The “Risk Terrain Modeling” (RTM) framework developed by Leslie Kennedy, Joel Caplan, Eric Piza, Grant Drawve and the team at Rutgers Center on Public Security (RCPS) illustrates design matrixes based on the risk analysis of a possible crime being performed. The Loss Prevention Research Council (LPRC) Violence Crime Working Group and its Anti-Violence Innovation Team have implemented software and these analytics tools in hopes of getting ahead of spatial violence perpetrated against schools, arenas, churches, government buildings, etc. Protecting employees and the public against mass violent offenders is their goal, achievable by positioning police at the right place and time before violence occurs. Additionally, AI algorithms are proving extremely effective in both the medical sciences and forensic sciences, including DNA analysis and radiological image interpretation, both used to determine cause and manner of death more accurately.

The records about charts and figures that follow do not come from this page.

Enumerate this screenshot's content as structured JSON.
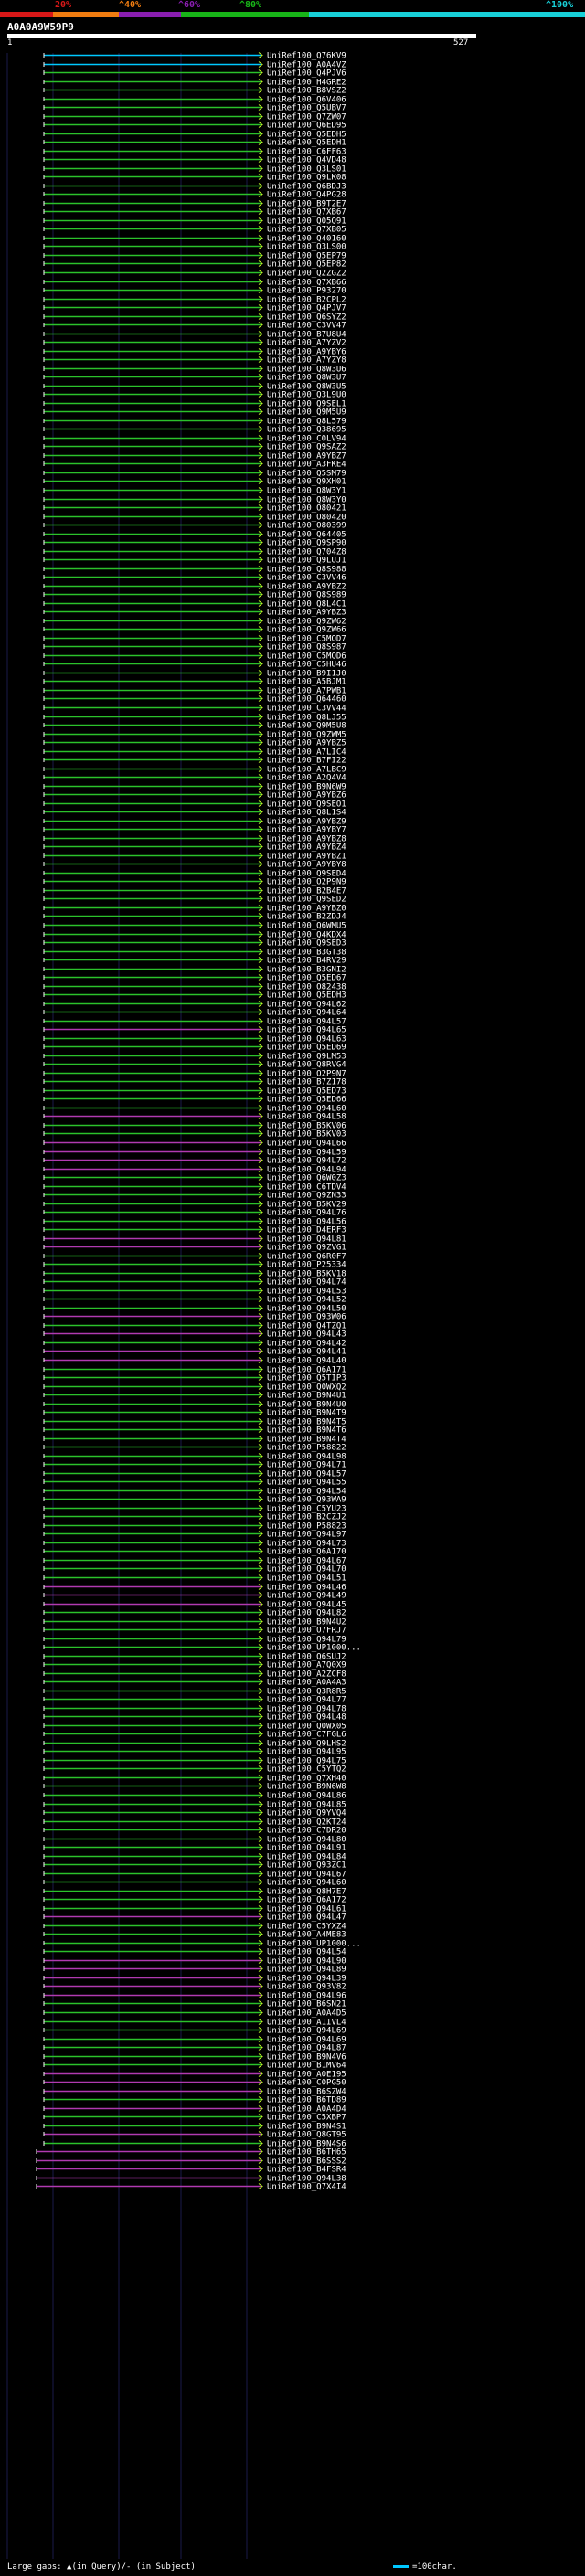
{
  "scale": {
    "labels": [
      "20%",
      "^40%",
      "^60%",
      "^80%",
      "^100%"
    ],
    "colors": [
      "#d81818",
      "#f07c10",
      "#8a1eb0",
      "#18b418",
      "#18d0d8"
    ]
  },
  "query": {
    "id": "A0A0A9W59P9",
    "start": "1",
    "end": "527"
  },
  "legend": {
    "gaps": "Large gaps: ▲(in Query)/- (in Subject)",
    "scale": "=100char."
  },
  "colors": {
    "green": "#2bc12b",
    "purple": "#b03ab0",
    "cyan": "#00c8ff",
    "head": "#c8ff2a",
    "cap": "#ffffff"
  },
  "hits": [
    {
      "name": "UniRef100_Q76KV9",
      "c": "cyan"
    },
    {
      "name": "UniRef100_A0A4VZ",
      "c": "cyan"
    },
    {
      "name": "UniRef100_Q4PJV6",
      "c": "green"
    },
    {
      "name": "UniRef100_H4GRE2",
      "c": "green"
    },
    {
      "name": "UniRef100_B8VSZ2",
      "c": "green"
    },
    {
      "name": "UniRef100_Q6V406",
      "c": "green"
    },
    {
      "name": "UniRef100_Q5UBV7",
      "c": "green"
    },
    {
      "name": "UniRef100_Q7ZW07",
      "c": "green"
    },
    {
      "name": "UniRef100_Q6ED95",
      "c": "green"
    },
    {
      "name": "UniRef100_Q5EDH5",
      "c": "green"
    },
    {
      "name": "UniRef100_Q5EDH1",
      "c": "green"
    },
    {
      "name": "UniRef100_C6FF63",
      "c": "green"
    },
    {
      "name": "UniRef100_Q4VD48",
      "c": "green"
    },
    {
      "name": "UniRef100_Q3LS01",
      "c": "green"
    },
    {
      "name": "UniRef100_Q9LK08",
      "c": "green"
    },
    {
      "name": "UniRef100_Q6BDJ3",
      "c": "green"
    },
    {
      "name": "UniRef100_Q4PG28",
      "c": "green"
    },
    {
      "name": "UniRef100_B9T2E7",
      "c": "green"
    },
    {
      "name": "UniRef100_Q7XB67",
      "c": "green"
    },
    {
      "name": "UniRef100_Q05Q91",
      "c": "green"
    },
    {
      "name": "UniRef100_Q7XB05",
      "c": "green"
    },
    {
      "name": "UniRef100_Q40160",
      "c": "green"
    },
    {
      "name": "UniRef100_Q3LS00",
      "c": "green"
    },
    {
      "name": "UniRef100_Q5EP79",
      "c": "green"
    },
    {
      "name": "UniRef100_Q5EP82",
      "c": "green"
    },
    {
      "name": "UniRef100_Q2ZGZ2",
      "c": "green"
    },
    {
      "name": "UniRef100_Q7XB66",
      "c": "green"
    },
    {
      "name": "UniRef100_P93270",
      "c": "green"
    },
    {
      "name": "UniRef100_B2CPL2",
      "c": "green"
    },
    {
      "name": "UniRef100_Q4PJV7",
      "c": "green"
    },
    {
      "name": "UniRef100_Q6SYZ2",
      "c": "green"
    },
    {
      "name": "UniRef100_C3VV47",
      "c": "green"
    },
    {
      "name": "UniRef100_B7U8U4",
      "c": "green"
    },
    {
      "name": "UniRef100_A7YZV2",
      "c": "green"
    },
    {
      "name": "UniRef100_A9YBY6",
      "c": "green"
    },
    {
      "name": "UniRef100_A7YZY8",
      "c": "green"
    },
    {
      "name": "UniRef100_Q8W3U6",
      "c": "green"
    },
    {
      "name": "UniRef100_Q8W3U7",
      "c": "green"
    },
    {
      "name": "UniRef100_Q8W3U5",
      "c": "green"
    },
    {
      "name": "UniRef100_Q3L9U0",
      "c": "green"
    },
    {
      "name": "UniRef100_Q9SEL1",
      "c": "green"
    },
    {
      "name": "UniRef100_Q9M5U9",
      "c": "green"
    },
    {
      "name": "UniRef100_Q8L579",
      "c": "green"
    },
    {
      "name": "UniRef100_Q38695",
      "c": "green"
    },
    {
      "name": "UniRef100_C0LV94",
      "c": "green"
    },
    {
      "name": "UniRef100_Q9SAZ2",
      "c": "green"
    },
    {
      "name": "UniRef100_A9YBZ7",
      "c": "green"
    },
    {
      "name": "UniRef100_A3FKE4",
      "c": "green"
    },
    {
      "name": "UniRef100_Q5SM79",
      "c": "green"
    },
    {
      "name": "UniRef100_Q9XH01",
      "c": "green"
    },
    {
      "name": "UniRef100_Q8W3Y1",
      "c": "green"
    },
    {
      "name": "UniRef100_Q8W3Y0",
      "c": "green"
    },
    {
      "name": "UniRef100_O80421",
      "c": "green"
    },
    {
      "name": "UniRef100_O80420",
      "c": "green"
    },
    {
      "name": "UniRef100_O80399",
      "c": "green"
    },
    {
      "name": "UniRef100_Q64405",
      "c": "green"
    },
    {
      "name": "UniRef100_Q9SP90",
      "c": "green"
    },
    {
      "name": "UniRef100_Q704Z8",
      "c": "green"
    },
    {
      "name": "UniRef100_Q9LUJ1",
      "c": "green"
    },
    {
      "name": "UniRef100_Q8S988",
      "c": "green"
    },
    {
      "name": "UniRef100_C3VV46",
      "c": "green"
    },
    {
      "name": "UniRef100_A9YBZ2",
      "c": "green"
    },
    {
      "name": "UniRef100_Q8S989",
      "c": "green"
    },
    {
      "name": "UniRef100_Q8L4C1",
      "c": "green"
    },
    {
      "name": "UniRef100_A9YBZ3",
      "c": "green"
    },
    {
      "name": "UniRef100_Q9ZW62",
      "c": "green"
    },
    {
      "name": "UniRef100_Q9ZW66",
      "c": "green"
    },
    {
      "name": "UniRef100_C5MQD7",
      "c": "green"
    },
    {
      "name": "UniRef100_Q8S987",
      "c": "green"
    },
    {
      "name": "UniRef100_C5MQD6",
      "c": "green"
    },
    {
      "name": "UniRef100_C5HU46",
      "c": "green"
    },
    {
      "name": "UniRef100_B9I1J0",
      "c": "green"
    },
    {
      "name": "UniRef100_A5BJM1",
      "c": "green"
    },
    {
      "name": "UniRef100_A7PWB1",
      "c": "green"
    },
    {
      "name": "UniRef100_Q64460",
      "c": "green"
    },
    {
      "name": "UniRef100_C3VV44",
      "c": "green"
    },
    {
      "name": "UniRef100_Q8LJ55",
      "c": "green"
    },
    {
      "name": "UniRef100_Q9M5U8",
      "c": "green"
    },
    {
      "name": "UniRef100_Q9ZWM5",
      "c": "green"
    },
    {
      "name": "UniRef100_A9YBZ5",
      "c": "green"
    },
    {
      "name": "UniRef100_A7LIC4",
      "c": "green"
    },
    {
      "name": "UniRef100_B7FI22",
      "c": "green"
    },
    {
      "name": "UniRef100_A7LBC9",
      "c": "green"
    },
    {
      "name": "UniRef100_A2Q4V4",
      "c": "green"
    },
    {
      "name": "UniRef100_B9N6W9",
      "c": "green"
    },
    {
      "name": "UniRef100_A9YBZ6",
      "c": "green"
    },
    {
      "name": "UniRef100_Q9SEO1",
      "c": "green"
    },
    {
      "name": "UniRef100_Q8L1S4",
      "c": "green"
    },
    {
      "name": "UniRef100_A9YBZ9",
      "c": "green"
    },
    {
      "name": "UniRef100_A9YBY7",
      "c": "green"
    },
    {
      "name": "UniRef100_A9YBZ8",
      "c": "green"
    },
    {
      "name": "UniRef100_A9YBZ4",
      "c": "green"
    },
    {
      "name": "UniRef100_A9YBZ1",
      "c": "green"
    },
    {
      "name": "UniRef100_A9YBY8",
      "c": "green"
    },
    {
      "name": "UniRef100_Q9SED4",
      "c": "green"
    },
    {
      "name": "UniRef100_O2P9N9",
      "c": "green"
    },
    {
      "name": "UniRef100_B2B4E7",
      "c": "green"
    },
    {
      "name": "UniRef100_Q9SED2",
      "c": "green"
    },
    {
      "name": "UniRef100_A9YBZ0",
      "c": "green"
    },
    {
      "name": "UniRef100_B2ZDJ4",
      "c": "green"
    },
    {
      "name": "UniRef100_Q6WMU5",
      "c": "green"
    },
    {
      "name": "UniRef100_Q4KDX4",
      "c": "green"
    },
    {
      "name": "UniRef100_Q9SED3",
      "c": "green"
    },
    {
      "name": "UniRef100_B3GT38",
      "c": "green"
    },
    {
      "name": "UniRef100_B4RV29",
      "c": "green"
    },
    {
      "name": "UniRef100_B3GNI2",
      "c": "green"
    },
    {
      "name": "UniRef100_Q5ED67",
      "c": "green"
    },
    {
      "name": "UniRef100_O82438",
      "c": "green"
    },
    {
      "name": "UniRef100_Q5EDH3",
      "c": "green"
    },
    {
      "name": "UniRef100_Q94L62",
      "c": "green"
    },
    {
      "name": "UniRef100_Q94L64",
      "c": "green"
    },
    {
      "name": "UniRef100_Q94L57",
      "c": "green"
    },
    {
      "name": "UniRef100_Q94L65",
      "c": "purple"
    },
    {
      "name": "UniRef100_Q94L63",
      "c": "green"
    },
    {
      "name": "UniRef100_Q5ED69",
      "c": "green"
    },
    {
      "name": "UniRef100_Q9LM53",
      "c": "green"
    },
    {
      "name": "UniRef100_Q8RVG4",
      "c": "green"
    },
    {
      "name": "UniRef100_O2P9N7",
      "c": "green"
    },
    {
      "name": "UniRef100_B7Z178",
      "c": "green"
    },
    {
      "name": "UniRef100_Q5ED73",
      "c": "green"
    },
    {
      "name": "UniRef100_Q5ED66",
      "c": "green"
    },
    {
      "name": "UniRef100_Q94L60",
      "c": "green"
    },
    {
      "name": "UniRef100_Q94L58",
      "c": "purple"
    },
    {
      "name": "UniRef100_B5KV06",
      "c": "green"
    },
    {
      "name": "UniRef100_B5KV03",
      "c": "green"
    },
    {
      "name": "UniRef100_Q94L66",
      "c": "purple"
    },
    {
      "name": "UniRef100_Q94L59",
      "c": "purple"
    },
    {
      "name": "UniRef100_Q94L72",
      "c": "purple"
    },
    {
      "name": "UniRef100_Q94L94",
      "c": "purple"
    },
    {
      "name": "UniRef100_Q6W0Z3",
      "c": "green"
    },
    {
      "name": "UniRef100_C6TDV4",
      "c": "green"
    },
    {
      "name": "UniRef100_Q9ZN33",
      "c": "green"
    },
    {
      "name": "UniRef100_B5KV29",
      "c": "green"
    },
    {
      "name": "UniRef100_Q94L76",
      "c": "green"
    },
    {
      "name": "UniRef100_Q94L56",
      "c": "green"
    },
    {
      "name": "UniRef100_D4ERF3",
      "c": "green"
    },
    {
      "name": "UniRef100_Q94L81",
      "c": "purple"
    },
    {
      "name": "UniRef100_Q9ZVG1",
      "c": "purple"
    },
    {
      "name": "UniRef100_Q6R0F7",
      "c": "green"
    },
    {
      "name": "UniRef100_P25334",
      "c": "green"
    },
    {
      "name": "UniRef100_B5KV18",
      "c": "green"
    },
    {
      "name": "UniRef100_Q94L74",
      "c": "green"
    },
    {
      "name": "UniRef100_Q94L53",
      "c": "green"
    },
    {
      "name": "UniRef100_Q94L52",
      "c": "green"
    },
    {
      "name": "UniRef100_Q94L50",
      "c": "green"
    },
    {
      "name": "UniRef100_Q93W06",
      "c": "purple"
    },
    {
      "name": "UniRef100_Q4TZQ1",
      "c": "green"
    },
    {
      "name": "UniRef100_Q94L43",
      "c": "purple"
    },
    {
      "name": "UniRef100_Q94L42",
      "c": "green"
    },
    {
      "name": "UniRef100_Q94L41",
      "c": "purple"
    },
    {
      "name": "UniRef100_Q94L40",
      "c": "purple"
    },
    {
      "name": "UniRef100_Q6A171",
      "c": "green"
    },
    {
      "name": "UniRef100_Q5TIP3",
      "c": "green"
    },
    {
      "name": "UniRef100_Q0WXQ2",
      "c": "green"
    },
    {
      "name": "UniRef100_B9N4U1",
      "c": "green"
    },
    {
      "name": "UniRef100_B9N4U0",
      "c": "green"
    },
    {
      "name": "UniRef100_B9N4T9",
      "c": "green"
    },
    {
      "name": "UniRef100_B9N4T5",
      "c": "green"
    },
    {
      "name": "UniRef100_B9N4T6",
      "c": "green"
    },
    {
      "name": "UniRef100_B9N4T4",
      "c": "green"
    },
    {
      "name": "UniRef100_P58822",
      "c": "green"
    },
    {
      "name": "UniRef100_Q94L98",
      "c": "green"
    },
    {
      "name": "UniRef100_Q94L71",
      "c": "green"
    },
    {
      "name": "UniRef100_Q94L57",
      "c": "green"
    },
    {
      "name": "UniRef100_Q94L55",
      "c": "green"
    },
    {
      "name": "UniRef100_Q94L54",
      "c": "green"
    },
    {
      "name": "UniRef100_Q93WA9",
      "c": "green"
    },
    {
      "name": "UniRef100_C5YU23",
      "c": "green"
    },
    {
      "name": "UniRef100_B2CZJ2",
      "c": "green"
    },
    {
      "name": "UniRef100_P58823",
      "c": "green"
    },
    {
      "name": "UniRef100_Q94L97",
      "c": "green"
    },
    {
      "name": "UniRef100_Q94L73",
      "c": "green"
    },
    {
      "name": "UniRef100_Q6A170",
      "c": "green"
    },
    {
      "name": "UniRef100_Q94L67",
      "c": "green"
    },
    {
      "name": "UniRef100_Q94L70",
      "c": "green"
    },
    {
      "name": "UniRef100_Q94L51",
      "c": "green"
    },
    {
      "name": "UniRef100_Q94L46",
      "c": "purple"
    },
    {
      "name": "UniRef100_Q94L49",
      "c": "purple"
    },
    {
      "name": "UniRef100_Q94L45",
      "c": "purple"
    },
    {
      "name": "UniRef100_Q94L82",
      "c": "green"
    },
    {
      "name": "UniRef100_B9N4U2",
      "c": "green"
    },
    {
      "name": "UniRef100_O7FRJ7",
      "c": "green"
    },
    {
      "name": "UniRef100_Q94L79",
      "c": "green"
    },
    {
      "name": "UniRef100_UP1000...",
      "c": "green"
    },
    {
      "name": "UniRef100_Q6SUJ2",
      "c": "green"
    },
    {
      "name": "UniRef100_A7Q0X9",
      "c": "green"
    },
    {
      "name": "UniRef100_A2ZCF8",
      "c": "green"
    },
    {
      "name": "UniRef100_A0A4A3",
      "c": "green"
    },
    {
      "name": "UniRef100_Q3R8R5",
      "c": "green"
    },
    {
      "name": "UniRef100_Q94L77",
      "c": "green"
    },
    {
      "name": "UniRef100_Q94L78",
      "c": "green"
    },
    {
      "name": "UniRef100_Q94L48",
      "c": "green"
    },
    {
      "name": "UniRef100_Q0WX05",
      "c": "green"
    },
    {
      "name": "UniRef100_C7FGL6",
      "c": "green"
    },
    {
      "name": "UniRef100_Q9LHS2",
      "c": "green"
    },
    {
      "name": "UniRef100_Q94L95",
      "c": "green"
    },
    {
      "name": "UniRef100_Q94L75",
      "c": "green"
    },
    {
      "name": "UniRef100_C5YTQ2",
      "c": "green"
    },
    {
      "name": "UniRef100_Q7XH40",
      "c": "green"
    },
    {
      "name": "UniRef100_B9N6W8",
      "c": "green"
    },
    {
      "name": "UniRef100_Q94L86",
      "c": "green"
    },
    {
      "name": "UniRef100_Q94L85",
      "c": "green"
    },
    {
      "name": "UniRef100_Q9YVQ4",
      "c": "green"
    },
    {
      "name": "UniRef100_Q2KT24",
      "c": "green"
    },
    {
      "name": "UniRef100_C7DR20",
      "c": "green"
    },
    {
      "name": "UniRef100_Q94L80",
      "c": "green"
    },
    {
      "name": "UniRef100_Q94L91",
      "c": "green"
    },
    {
      "name": "UniRef100_Q94L84",
      "c": "green"
    },
    {
      "name": "UniRef100_Q93ZC1",
      "c": "green"
    },
    {
      "name": "UniRef100_Q94L67",
      "c": "green"
    },
    {
      "name": "UniRef100_Q94L60",
      "c": "green"
    },
    {
      "name": "UniRef100_Q8H7E7",
      "c": "green"
    },
    {
      "name": "UniRef100_Q6A172",
      "c": "green"
    },
    {
      "name": "UniRef100_Q94L61",
      "c": "green"
    },
    {
      "name": "UniRef100_Q94L47",
      "c": "purple"
    },
    {
      "name": "UniRef100_C5YXZ4",
      "c": "green"
    },
    {
      "name": "UniRef100_A4ME83",
      "c": "green"
    },
    {
      "name": "UniRef100_UP1000...",
      "c": "green"
    },
    {
      "name": "UniRef100_Q94L54",
      "c": "green"
    },
    {
      "name": "UniRef100_Q94L90",
      "c": "purple"
    },
    {
      "name": "UniRef100_Q94L89",
      "c": "purple"
    },
    {
      "name": "UniRef100_Q94L39",
      "c": "purple"
    },
    {
      "name": "UniRef100_Q93V82",
      "c": "purple"
    },
    {
      "name": "UniRef100_Q94L96",
      "c": "purple"
    },
    {
      "name": "UniRef100_B6SN21",
      "c": "green"
    },
    {
      "name": "UniRef100_A0A4D5",
      "c": "green"
    },
    {
      "name": "UniRef100_A1IVL4",
      "c": "green"
    },
    {
      "name": "UniRef100_Q94L69",
      "c": "green"
    },
    {
      "name": "UniRef100_Q94L69",
      "c": "green"
    },
    {
      "name": "UniRef100_Q94L87",
      "c": "green"
    },
    {
      "name": "UniRef100_B9N4V6",
      "c": "green"
    },
    {
      "name": "UniRef100_B1MV64",
      "c": "green"
    },
    {
      "name": "UniRef100_A0E195",
      "c": "purple"
    },
    {
      "name": "UniRef100_C0PG50",
      "c": "purple"
    },
    {
      "name": "UniRef100_B6SZW4",
      "c": "purple"
    },
    {
      "name": "UniRef100_B6TD89",
      "c": "green"
    },
    {
      "name": "UniRef100_A0A4D4",
      "c": "purple"
    },
    {
      "name": "UniRef100_C5XBP7",
      "c": "green"
    },
    {
      "name": "UniRef100_B9N4S1",
      "c": "green"
    },
    {
      "name": "UniRef100_Q8GT95",
      "c": "purple"
    },
    {
      "name": "UniRef100_B9N4S6",
      "c": "green"
    },
    {
      "name": "UniRef100_B6TH65",
      "c": "purple"
    },
    {
      "name": "UniRef100_B6SSS2",
      "c": "purple"
    },
    {
      "name": "UniRef100_B4FSR4",
      "c": "purple"
    },
    {
      "name": "UniRef100_Q94L38",
      "c": "purple"
    },
    {
      "name": "UniRef100_Q7X4I4",
      "c": "purple"
    }
  ]
}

Layers of neural networks make AI/ML more human
Due to the training of neural networks on big data, complex machine learning and big data are utilizing affordable fast graphical processing units (GPU). Projects such as Lifelong Learning Machines (L2M), from the Defense Advanced Research Projects Agency (DARPA), seek to create safety systems that continuously learn through big data analysis of its execution of tasks while sustaining its current capabilities thus improving its decision-making accuracy. L2M brings together researchers to explore how learning happens biologically and for the development and enhancement of computational architectures and algorithms. These constructs mimic human learning and evolve based on the execution of tasks in ever more complex existing and new situations. Through layers of neural networks, machines mimic human learning by recognizing and categorizing simple patterns forever creating more complex patterns.
Along with the goal of stopping public violence, the LPRC has launched a brand new Innovative Next Retail Center (NRC) to protect assets and the retail supply chain. In fraud detection, retail companies and companies affiliated with online payment processing like Walmart, Target, Amazon and PayPal continuously feed massive amounts of data into their AI/ML fraud analysis detection system. Utilizing complex algorithms to predict and identify anomalous patterns and learn new patterns fraud occurrences can be predicted after they happen, as they happen and sometimes before they happen. Law Enforcement is rallying around AI/ML systems due to the overwhelming positive achievement and sustainable reductions in crime. Resources are deployed and utilized more affectively and thorough investigations along with accurate convictions are being achieved in a timely manner.
For the past decade, major crime trends have been spiraling downward, which shows proof that investment in predictive law enforcement or “predictive policing” is succeeding. Politically, “lower crime trends” is a major talking point for reelection campaigns and well worth the funding for that reason alone. AI/ML software systems are continuing to be an enormous success in crime detection and prevention, stopping crime in progress and even before it happens.